Perhaps his cheeks are red, and he hopes people will stop noticing him, but no! Suddenly there’s Jesus, and perhaps he sees people pointing and looking, and so he looks up too. But he doesn’t make fun of Zacchaeus.  Far from it.  Jesus is the one who looks on the heart, who knows our motivations. And he sees something in Zacchaeus that others have missed. And he says, probably with a smile: “Zacchaeus, hurry up and come down from there, I want to hang out with you at your house today.” I bet Zacchaeus swung down quickly, embarrassment forgotten, and with a broad smile on his face.  Everyone else though was grumbling: “Jesus has gone to be the guest of a sinner, and a rich one at that, just think about all the money Zacchaeus has cheated us out of, why does someone like Jesus want to eat with him, eat food brought with dirty money. Maybe Jesus isn’t who we thought he was…”

But the effect on Zacchaeus is totally the opposite.  As Jesus sits down at his table, Zacchaeus discovers who he really is.  You see, the name Zacchaeus means righteous one, or pure one. That is his true identity. And he suddenly realises that, and realises that he can change from who he has become.  The encounter with Jesus has opened the door to repentance.  And he says, "Lord I will give away half my money and repay those I have cheated by giving them back four times what I took." And Jesus tells him, truly you are a child of God, and are saved, considered righteous by God.

In Psalm 11 we read that God is righteous and God’s eyes scan the earth as God tests our hearts to see whether we are choosing wickedness or righteousness. To everyone who saw him, Zacchaeus was wicked, but Zacchaeus was willing to humble himself, to embarrass himself, by climbing a tree to find Jesus and to be restored to the man he knew he was born to be.

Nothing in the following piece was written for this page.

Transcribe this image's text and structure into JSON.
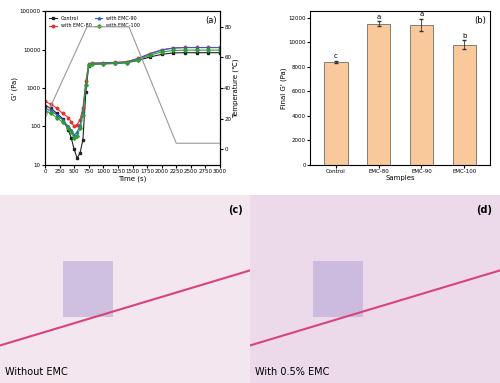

Jesus was passing through Jericho on his way to Jerusalem, where He would also humble Himself and be nailed to a tree and be lifted up for all to mock. Zacchaeus has shown us what it is like to follow Jesus wholeheartedly, and as he did it he found Jesus willing to accept his repentance and to offer him forgiveness. And as a result he rediscovered who he truly was.    
May we today be prepared to die to ourselves, even to look foolish in the eyes of others, because we want to follow our Saviour, and become all that we were made to be.  Amen.